Thursday, October 18, 2007

Use Your Own Money

"The objective of this fund is simple: price discovery. ... When there is great uncertainty about a product's value, buyers back off because they can't assess the risks and would-be sellers fear unnecessary losses if they sell at too low a price. ... No one knows how much the pools of mortgages are actually worth. ... With a substantial wad of cash, the contributing banks can help to discover the price at which trading will take place. ... The discovery of a price for hundreds of billions of dollars of asset-backed securities and commerical paper is very much in the banks' interest. ... The losses will be larger than necessary--not because the value of the assets is low--but because they are being dumped at distress prices. ... Auditors ... will want asset-backed instruments to be marked down to the distress price, the only price they can find on the record. ... The bottom fishers who bought at distress prices would profit as others recognized the true value of the securities that were dumped", Peter Wallison (PW), in the WSJ, 18 October.

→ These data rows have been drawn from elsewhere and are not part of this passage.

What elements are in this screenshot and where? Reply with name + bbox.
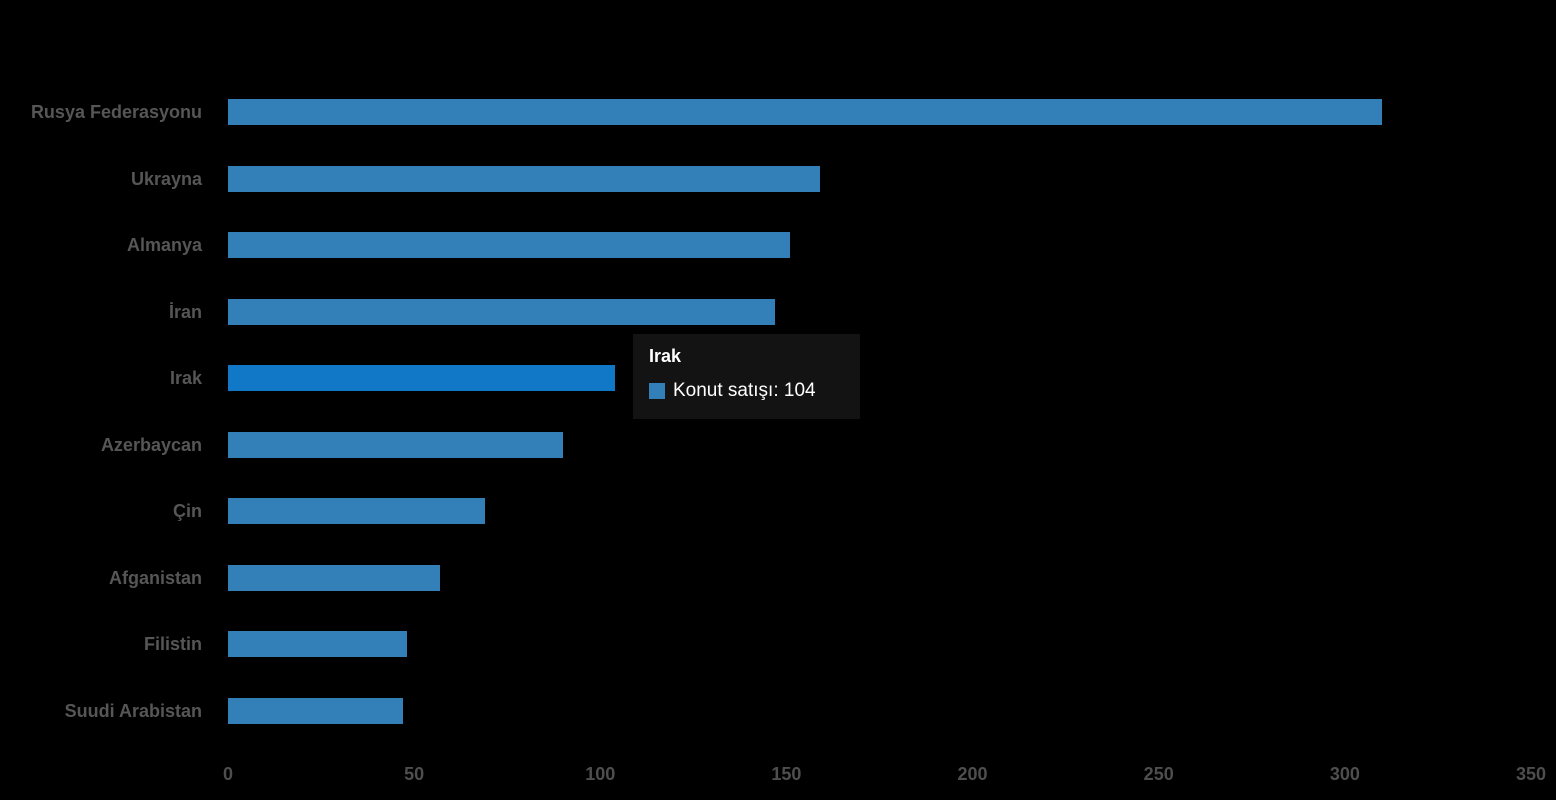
tooltip-value-text: Konut satışı: 104 — [673, 380, 816, 401]
series-swatch-icon — [649, 383, 665, 399]
bar[interactable] — [228, 165, 820, 192]
bar[interactable] — [228, 365, 615, 391]
category-label: Çin — [173, 501, 202, 521]
category-label: Afganistan — [108, 567, 202, 588]
category-label: Ukrayna — [130, 168, 202, 189]
bar[interactable] — [228, 298, 775, 325]
tooltip-title: Irak — [649, 346, 682, 366]
category-label: Irak — [169, 368, 202, 388]
bar[interactable] — [228, 498, 485, 524]
x-tick-label: 300 — [1329, 764, 1360, 784]
bar[interactable] — [228, 697, 403, 724]
bar[interactable] — [228, 631, 407, 657]
x-tick-label: 200 — [957, 764, 988, 784]
x-tick-label: 0 — [222, 764, 234, 784]
x-tick-label: 250 — [1143, 764, 1174, 784]
category-label: Azerbaycan — [100, 434, 202, 455]
x-tick-label: 50 — [404, 764, 425, 784]
x-tick-label: 150 — [771, 764, 802, 784]
category-label: Suudi Arabistan — [64, 700, 202, 721]
category-label: Filistin — [144, 634, 202, 654]
category-label: İran — [168, 301, 202, 322]
bar[interactable] — [228, 99, 1382, 125]
tooltip-series-row: Konut satışı: 104 — [649, 380, 844, 402]
category-label: Rusya Federasyonu — [30, 102, 202, 122]
bar[interactable] — [228, 232, 790, 258]
x-tick-label: 100 — [585, 764, 616, 784]
category-label: Almanya — [126, 235, 202, 255]
bar[interactable] — [228, 431, 563, 458]
bar[interactable] — [228, 564, 440, 591]
x-tick-label: 350 — [1515, 764, 1547, 784]
tooltip: Irak Konut satışı: 104 — [633, 334, 860, 419]
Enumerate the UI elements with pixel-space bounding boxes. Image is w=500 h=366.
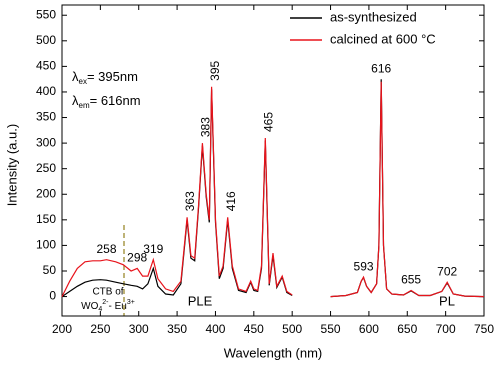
emission-note: λem= 616nm: [72, 93, 141, 110]
subscript: ex: [79, 77, 87, 86]
y-tick-label: 0: [49, 289, 56, 303]
x-tick-label: 650: [397, 322, 417, 336]
legend-label: calcined at 600 °C: [330, 31, 436, 46]
peak-label: 416: [224, 191, 238, 211]
x-axis-title: Wavelength (nm): [224, 345, 323, 360]
y-tick-label: 400: [36, 84, 56, 98]
y-tick-label: 100: [36, 238, 56, 252]
x-tick-label: 300: [129, 322, 149, 336]
pl-label: PL: [439, 293, 455, 308]
superscript: 3+: [127, 299, 135, 306]
formula-part: WO: [81, 301, 98, 312]
excitation-note: λex= 395nm: [72, 69, 138, 86]
x-tick-label: 450: [244, 322, 264, 336]
y-tick-label: 200: [36, 186, 56, 200]
y-tick-label: 50: [43, 263, 57, 277]
formula-part: - Eu: [109, 301, 127, 312]
x-tick-label: 600: [359, 322, 379, 336]
plot-frame: [61, 4, 485, 317]
note-text: = 616nm: [90, 93, 141, 108]
peak-label: 702: [437, 264, 457, 278]
x-tick-label: 700: [436, 322, 456, 336]
x-tick-label: 200: [52, 322, 72, 336]
y-tick-label: 450: [36, 59, 56, 73]
note-text: = 395nm: [87, 69, 138, 84]
x-tick-label: 250: [90, 322, 110, 336]
peak-label: 616: [371, 61, 391, 75]
peak-label: 593: [354, 259, 374, 273]
x-tick-label: 350: [167, 322, 187, 336]
superscript: 2-: [102, 299, 109, 306]
subscript: em: [79, 101, 90, 110]
peak-label: 258: [96, 242, 116, 256]
legend-label: as-synthesized: [330, 9, 417, 24]
x-tick-label: 500: [282, 322, 302, 336]
peak-label: 363: [183, 191, 197, 211]
y-tick-label: 350: [36, 110, 56, 124]
y-tick-label: 500: [36, 33, 56, 47]
x-tick-label: 750: [474, 322, 494, 336]
peak-label: 298: [127, 251, 147, 265]
x-tick-label: 550: [321, 322, 341, 336]
lambda: λ: [72, 69, 79, 84]
y-tick-label: 550: [36, 7, 56, 21]
peak-label: 383: [199, 117, 213, 137]
x-tick-label: 400: [205, 322, 225, 336]
ctb-formula: WO42-- Eu3+: [81, 299, 135, 313]
peak-label: 395: [208, 60, 222, 80]
peak-label: 655: [401, 273, 421, 287]
peak-label: 465: [261, 112, 275, 132]
spectrum-line: [61, 79, 485, 298]
y-tick-label: 300: [36, 135, 56, 149]
subscript: 4: [98, 306, 102, 313]
ctb-label: CTB of: [92, 287, 123, 298]
spectrum-line: [61, 81, 485, 298]
y-tick-label: 150: [36, 212, 56, 226]
y-axis-title: Intensity (a.u.): [4, 124, 19, 206]
peak-label: 319: [143, 242, 163, 256]
lambda: λ: [72, 93, 79, 108]
ple-label: PLE: [188, 293, 213, 308]
y-tick-label: 250: [36, 161, 56, 175]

This is the worst piece of deception the WSJ printed since Norman Lamont's 4 October piece. The fund's objective is: to prevent price discovery. What is "too low a price"? A price below current market? PW claims, "no one knows how much the pools of mortgages are actually worth". So? No one "knows" what anything is worth. That's what markets determine. The "discovery of a price for hundreds of billions of dollars of ... securities" is not in the "banks' interest". The banks can sell now, without the fund. "The losses will be larger than necessary ... because [the assets] ... are being dumped at distress prices", claims PW. What is a "distress price"? A price PW dislikes? What is an "unnecessary" as opposed to necessary loss? PW claims "bottom fishers ... would profit as others recognized the true value of the securities that were dumped". What does PW think speculators do? Buy low and sell high. If PW "knows" the securities are worth more than others do, let him buy! PW, use your own money and offer Citigroup 95% of par for $100 million of these things, asking Citigroup to lend you $90 million to make the purchase. When your brilliance is revealed and the securities return to par, you will make a tidy profit. You could even suggest your friends do this. Or approach our Goldman Sachs (GS) friends with this idea: have GS create a $10 billion fund that will purchase these "undervalued" assets, having you run the fund and getting a mangement fee! GS should be able to sell the fund easily since PW can identify "undervalued" assets. That PW could have worked at Treasury is appalling.